It is no secret a good mushroom soup needs a generous swirl of cream, leaving you scraping the bowl and licking your lips. But what if the reason for choosing soup is to watch the calories. What then?
One ingredient that gives the soup a creamy consistency and doesn’t leave a guilty after taste is a handful of rice, added to the pot and left to simmer for ten minutes to soften and release its starch.
- 1kg Mushrooms
- 1 Onion
- 1-2 Garlic Cloves
- Handful Dried Porcini Mushrooms
- Handful Walnuts
- Handful Rice
- Pint Vegetable Stock
- 1tbsp Olive Oil
- Skimmed Milk
Put dried mushrooms in a bowl and fill with cold water to hydrate. Peel and slice the onion, garlic, mushrooms, and chop the walnuts.

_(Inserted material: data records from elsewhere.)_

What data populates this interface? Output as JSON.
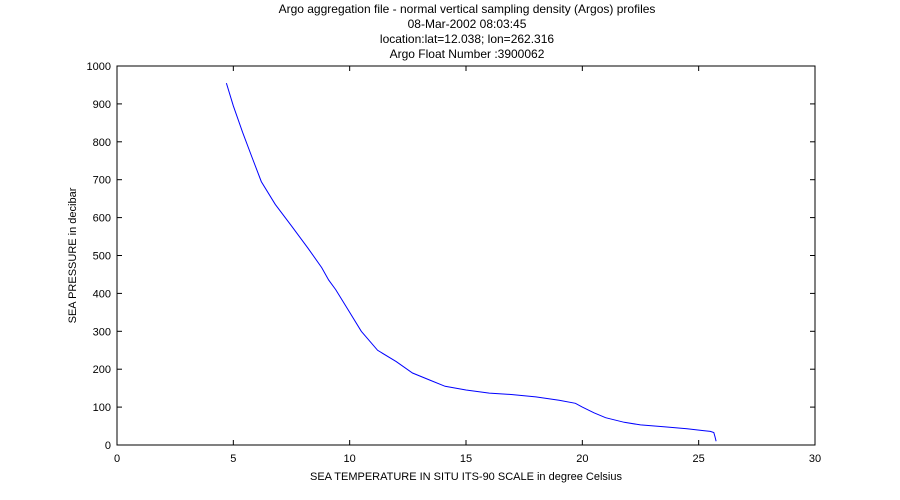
{
  "titles": [
    "Argo aggregation file - normal vertical sampling density (Argos) profiles",
    "08-Mar-2002 08:03:45",
    "location:lat=12.038; lon=262.316",
    "Argo Float Number :3900062"
  ],
  "colors": {
    "series": "#0000ff",
    "axes": "#000000",
    "background": "#ffffff"
  },
  "chart_data": {
    "type": "line",
    "title": "Argo aggregation file - normal vertical sampling density (Argos) profiles",
    "xlabel": "SEA TEMPERATURE IN SITU ITS-90 SCALE in degree Celsius",
    "ylabel": "SEA PRESSURE in decibar",
    "xlim": [
      0,
      30
    ],
    "ylim": [
      0,
      1000
    ],
    "xticks": [
      0,
      5,
      10,
      15,
      20,
      25,
      30
    ],
    "yticks": [
      0,
      100,
      200,
      300,
      400,
      500,
      600,
      700,
      800,
      900,
      1000
    ],
    "grid": false,
    "series": [
      {
        "x": [
          4.7,
          5.0,
          5.4,
          5.8,
          6.2,
          6.8,
          7.5,
          8.2,
          8.8,
          9.1,
          9.4,
          9.7,
          10.0,
          10.5,
          11.2,
          12.0,
          12.7,
          13.5,
          14.1,
          15.0,
          16.0,
          17.0,
          18.0,
          19.0,
          19.7,
          20.0,
          20.5,
          21.0,
          21.8,
          22.5,
          23.5,
          24.5,
          25.2,
          25.5,
          25.65,
          25.7,
          25.75
        ],
        "y": [
          955,
          895,
          825,
          760,
          695,
          635,
          578,
          520,
          468,
          435,
          410,
          380,
          350,
          300,
          250,
          220,
          190,
          170,
          155,
          145,
          137,
          133,
          127,
          118,
          110,
          100,
          85,
          72,
          60,
          53,
          48,
          43,
          38,
          36,
          33,
          22,
          10
        ]
      }
    ]
  }
}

Heat the olive oil in a large saucepan and add the onion, fry on a medium heat until softened and opaque, but not brown. Add the mushrooms and garlic, stir until mushrooms begin to release their water. Add the walnuts, dried mushrooms with their liquid, and the stock. Bring to the boil, and sprinkle in the handful of rice, simmer for ten minutes until the rice and walnuts have softened.
Blend the soup and add a dash of milk. Season to taste and serve with bread.
Warm and tasty, with no guilt attached.